Indonesian cleric freed from jail

Indonesian cleric Abu Bakr Bashir has walked out of a Jakarta jail after serving time for links to the 2002 Bali bombings.

Bashir was mobbed by supporters after he was released

He planned to return immediately to an Islamic school in central Java.

Bashir on Wednesday was surrounded by supporters shouting “Allahu Akbar” (God is great) and by media before getting into a car and being driven away.

Seen by the West as the spiritual head of the al-Qaeda-linked Jemaah Islamiya (JI) regional network, Bashir was convicted of being part of a conspiracy behind the Bali bombings that killed 202 people, many of them Australian tourists.

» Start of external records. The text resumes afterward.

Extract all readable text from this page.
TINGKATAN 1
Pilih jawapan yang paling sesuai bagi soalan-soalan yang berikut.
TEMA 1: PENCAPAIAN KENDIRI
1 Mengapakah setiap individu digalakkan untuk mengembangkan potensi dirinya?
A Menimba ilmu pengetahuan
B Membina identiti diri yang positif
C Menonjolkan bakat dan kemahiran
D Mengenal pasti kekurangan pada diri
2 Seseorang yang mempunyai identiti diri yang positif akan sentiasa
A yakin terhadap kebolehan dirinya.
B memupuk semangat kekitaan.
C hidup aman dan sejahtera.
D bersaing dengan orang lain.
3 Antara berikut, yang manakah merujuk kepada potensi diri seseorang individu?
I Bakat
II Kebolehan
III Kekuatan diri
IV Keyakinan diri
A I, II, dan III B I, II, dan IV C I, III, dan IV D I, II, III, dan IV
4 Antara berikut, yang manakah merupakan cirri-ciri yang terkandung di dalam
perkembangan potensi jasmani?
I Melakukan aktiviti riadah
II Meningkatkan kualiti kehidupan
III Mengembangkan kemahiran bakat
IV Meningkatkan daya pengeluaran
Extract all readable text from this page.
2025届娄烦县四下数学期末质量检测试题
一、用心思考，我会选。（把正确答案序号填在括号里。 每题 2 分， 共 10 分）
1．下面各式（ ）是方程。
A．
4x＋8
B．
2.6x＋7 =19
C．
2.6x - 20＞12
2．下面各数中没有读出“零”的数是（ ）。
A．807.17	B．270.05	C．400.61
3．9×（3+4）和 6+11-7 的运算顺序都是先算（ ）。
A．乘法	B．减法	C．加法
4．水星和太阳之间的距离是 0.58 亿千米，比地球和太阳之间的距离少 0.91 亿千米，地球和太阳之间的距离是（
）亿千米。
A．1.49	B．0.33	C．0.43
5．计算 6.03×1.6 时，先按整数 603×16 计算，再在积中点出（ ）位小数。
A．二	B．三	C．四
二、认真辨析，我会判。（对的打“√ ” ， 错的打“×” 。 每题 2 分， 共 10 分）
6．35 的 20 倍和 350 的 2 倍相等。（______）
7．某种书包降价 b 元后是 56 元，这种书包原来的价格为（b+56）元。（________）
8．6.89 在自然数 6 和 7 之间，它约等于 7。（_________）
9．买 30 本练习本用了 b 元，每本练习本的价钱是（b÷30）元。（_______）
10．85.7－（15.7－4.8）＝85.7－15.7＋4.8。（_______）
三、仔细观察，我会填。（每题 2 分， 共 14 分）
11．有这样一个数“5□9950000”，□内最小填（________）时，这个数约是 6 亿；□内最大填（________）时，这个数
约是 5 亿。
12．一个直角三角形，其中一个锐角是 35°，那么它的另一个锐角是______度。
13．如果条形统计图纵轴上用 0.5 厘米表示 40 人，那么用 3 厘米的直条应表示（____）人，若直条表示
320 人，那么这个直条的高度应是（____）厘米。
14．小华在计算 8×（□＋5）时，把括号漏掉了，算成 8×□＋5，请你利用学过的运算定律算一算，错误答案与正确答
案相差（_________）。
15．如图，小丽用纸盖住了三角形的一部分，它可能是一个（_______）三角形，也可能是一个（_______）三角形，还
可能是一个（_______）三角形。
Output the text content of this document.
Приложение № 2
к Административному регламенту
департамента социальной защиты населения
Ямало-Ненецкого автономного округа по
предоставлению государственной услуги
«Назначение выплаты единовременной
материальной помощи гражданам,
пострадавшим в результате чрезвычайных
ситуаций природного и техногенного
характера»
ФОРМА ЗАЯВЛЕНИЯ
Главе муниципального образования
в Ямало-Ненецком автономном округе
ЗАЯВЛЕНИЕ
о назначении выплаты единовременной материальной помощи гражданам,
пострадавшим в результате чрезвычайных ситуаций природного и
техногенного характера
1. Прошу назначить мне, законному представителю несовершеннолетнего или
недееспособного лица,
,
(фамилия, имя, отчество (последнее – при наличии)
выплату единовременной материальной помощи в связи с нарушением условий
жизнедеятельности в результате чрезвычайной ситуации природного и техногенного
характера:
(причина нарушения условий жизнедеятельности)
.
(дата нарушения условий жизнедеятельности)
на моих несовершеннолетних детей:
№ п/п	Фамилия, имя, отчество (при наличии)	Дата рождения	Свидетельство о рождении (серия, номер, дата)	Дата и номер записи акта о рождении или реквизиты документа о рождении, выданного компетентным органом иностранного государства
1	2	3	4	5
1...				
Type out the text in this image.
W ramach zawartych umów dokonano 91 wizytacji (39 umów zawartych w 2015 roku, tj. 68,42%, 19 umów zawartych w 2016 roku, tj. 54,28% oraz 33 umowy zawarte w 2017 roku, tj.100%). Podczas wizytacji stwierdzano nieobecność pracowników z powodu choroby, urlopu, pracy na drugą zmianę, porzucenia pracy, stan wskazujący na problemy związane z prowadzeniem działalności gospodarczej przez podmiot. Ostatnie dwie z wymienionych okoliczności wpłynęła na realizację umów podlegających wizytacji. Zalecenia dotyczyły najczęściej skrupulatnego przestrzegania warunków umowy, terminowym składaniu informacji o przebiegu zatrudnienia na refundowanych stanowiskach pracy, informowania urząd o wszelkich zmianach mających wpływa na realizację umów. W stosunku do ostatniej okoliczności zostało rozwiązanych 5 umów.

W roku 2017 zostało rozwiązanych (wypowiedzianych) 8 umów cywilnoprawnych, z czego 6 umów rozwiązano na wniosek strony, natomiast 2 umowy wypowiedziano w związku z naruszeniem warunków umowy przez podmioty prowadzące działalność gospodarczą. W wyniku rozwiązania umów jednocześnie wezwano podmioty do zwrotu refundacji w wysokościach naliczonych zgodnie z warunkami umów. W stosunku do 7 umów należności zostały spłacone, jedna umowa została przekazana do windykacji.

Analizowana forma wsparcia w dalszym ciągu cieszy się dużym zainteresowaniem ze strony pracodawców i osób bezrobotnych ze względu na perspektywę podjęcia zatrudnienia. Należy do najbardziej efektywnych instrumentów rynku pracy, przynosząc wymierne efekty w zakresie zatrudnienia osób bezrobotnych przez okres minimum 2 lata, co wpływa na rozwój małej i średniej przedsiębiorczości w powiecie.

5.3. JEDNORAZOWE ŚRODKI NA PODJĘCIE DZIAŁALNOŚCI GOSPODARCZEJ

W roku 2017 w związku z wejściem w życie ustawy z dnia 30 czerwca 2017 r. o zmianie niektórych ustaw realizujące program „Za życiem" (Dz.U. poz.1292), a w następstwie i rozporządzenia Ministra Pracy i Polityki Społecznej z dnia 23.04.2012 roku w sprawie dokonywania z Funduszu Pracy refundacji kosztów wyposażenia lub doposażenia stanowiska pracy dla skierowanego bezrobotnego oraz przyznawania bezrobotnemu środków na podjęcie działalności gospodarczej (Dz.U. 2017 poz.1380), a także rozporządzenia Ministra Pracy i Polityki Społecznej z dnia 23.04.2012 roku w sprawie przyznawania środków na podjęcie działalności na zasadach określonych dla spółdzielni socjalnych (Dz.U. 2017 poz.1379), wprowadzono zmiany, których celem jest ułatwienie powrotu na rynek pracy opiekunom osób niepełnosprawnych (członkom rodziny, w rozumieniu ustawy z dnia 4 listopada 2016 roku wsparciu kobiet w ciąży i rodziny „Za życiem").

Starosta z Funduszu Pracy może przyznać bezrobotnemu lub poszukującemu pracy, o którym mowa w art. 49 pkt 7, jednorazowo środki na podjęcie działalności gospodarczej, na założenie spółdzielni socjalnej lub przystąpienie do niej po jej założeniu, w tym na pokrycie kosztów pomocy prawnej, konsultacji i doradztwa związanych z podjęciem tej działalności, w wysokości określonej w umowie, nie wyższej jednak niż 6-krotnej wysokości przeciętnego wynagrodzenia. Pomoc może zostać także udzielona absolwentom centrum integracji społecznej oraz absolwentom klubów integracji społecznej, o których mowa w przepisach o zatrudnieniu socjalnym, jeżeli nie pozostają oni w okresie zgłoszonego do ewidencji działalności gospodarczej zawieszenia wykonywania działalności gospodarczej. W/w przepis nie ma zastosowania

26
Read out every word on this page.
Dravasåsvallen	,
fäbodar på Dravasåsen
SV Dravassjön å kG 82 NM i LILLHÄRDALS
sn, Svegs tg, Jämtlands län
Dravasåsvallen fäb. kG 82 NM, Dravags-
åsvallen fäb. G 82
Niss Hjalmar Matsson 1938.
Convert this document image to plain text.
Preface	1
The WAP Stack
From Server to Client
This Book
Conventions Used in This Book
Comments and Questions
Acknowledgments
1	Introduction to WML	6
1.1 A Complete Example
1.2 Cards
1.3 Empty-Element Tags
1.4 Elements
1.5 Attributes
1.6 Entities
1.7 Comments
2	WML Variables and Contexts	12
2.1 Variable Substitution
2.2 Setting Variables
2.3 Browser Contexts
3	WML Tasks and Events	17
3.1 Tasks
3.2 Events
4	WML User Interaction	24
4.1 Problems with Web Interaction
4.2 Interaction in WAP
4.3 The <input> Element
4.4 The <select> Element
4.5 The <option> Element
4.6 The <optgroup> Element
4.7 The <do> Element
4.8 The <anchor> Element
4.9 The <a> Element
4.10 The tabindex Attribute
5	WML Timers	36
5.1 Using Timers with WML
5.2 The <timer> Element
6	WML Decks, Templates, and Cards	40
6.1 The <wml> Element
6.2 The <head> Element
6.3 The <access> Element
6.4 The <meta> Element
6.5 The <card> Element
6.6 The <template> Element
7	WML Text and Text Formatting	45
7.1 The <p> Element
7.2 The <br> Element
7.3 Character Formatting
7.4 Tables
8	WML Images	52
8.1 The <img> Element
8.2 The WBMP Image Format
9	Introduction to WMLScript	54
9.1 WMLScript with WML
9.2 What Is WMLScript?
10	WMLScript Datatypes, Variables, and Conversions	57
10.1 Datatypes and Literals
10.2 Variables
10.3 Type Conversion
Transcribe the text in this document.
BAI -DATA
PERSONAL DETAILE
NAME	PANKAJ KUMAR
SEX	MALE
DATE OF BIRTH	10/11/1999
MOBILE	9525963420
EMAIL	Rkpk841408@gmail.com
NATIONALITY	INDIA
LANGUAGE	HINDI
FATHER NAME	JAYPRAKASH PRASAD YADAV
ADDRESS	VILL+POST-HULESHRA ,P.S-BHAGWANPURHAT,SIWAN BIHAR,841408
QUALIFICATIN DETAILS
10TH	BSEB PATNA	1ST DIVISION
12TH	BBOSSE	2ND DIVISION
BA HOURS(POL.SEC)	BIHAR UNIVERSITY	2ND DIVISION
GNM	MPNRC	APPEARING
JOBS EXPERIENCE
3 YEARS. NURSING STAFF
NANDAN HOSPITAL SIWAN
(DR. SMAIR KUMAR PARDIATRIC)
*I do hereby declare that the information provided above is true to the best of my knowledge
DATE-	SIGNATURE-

Southeast Asian and Western authorities blame JI for the Indonesian resort island attack and other strikes in the region.

Light sentence

Hundreds of Bashir supporters were outside the jail waiting to welcome him on Wednesday. Scores of police were also on hand and security was tight.

Bashir’s son, Rohim, told reporters: “I’m very happy right now. All things have been resolved, and he is free now.”

Asked about possible police surveillance of his father, he said: “I don’t care about it. If they want to watch, go ahead.”

Australian and US officials have in the past criticised Indonesia, the world’s most populous Muslim nation, for giving the cleric a relatively light sentence and for subsequently reducing the term.

Analysts say militants could use Bashir’s release to revive JI, which police say has become decentralised, with factions splitting off and operating independently.

“The perception among security forces is that the release may help consolidation moves as they (JI) have been torn after the death of their leader,” said Andi Widjajanto, a security analyst at the University of Indonesia.

Azahari bin Husin, the network’s alleged leader, was killed in a police raid late last year.

Treason charges

Bashir was arrested several days following the 2002 Bali blasts for investigations on separate crimes and later spent 18 months in jail for minor immigration offences after treason charges against him were dismissed or overturned in court.

Police rearrested him for suspected links with the Bali attacks as he was leaving prison in April 2004. A court last year sentenced him to 30 months in jail after finding him guilty of being part of a conspiracy behind the bombings.
 
The 67-year-old cleric, who has called al-Qaeda leader Osama bin Laden a true Islamic warrior, denies any wrongdoing. He  insists JI does not exist, and Indonesian courts have dismissed charges that he led the network.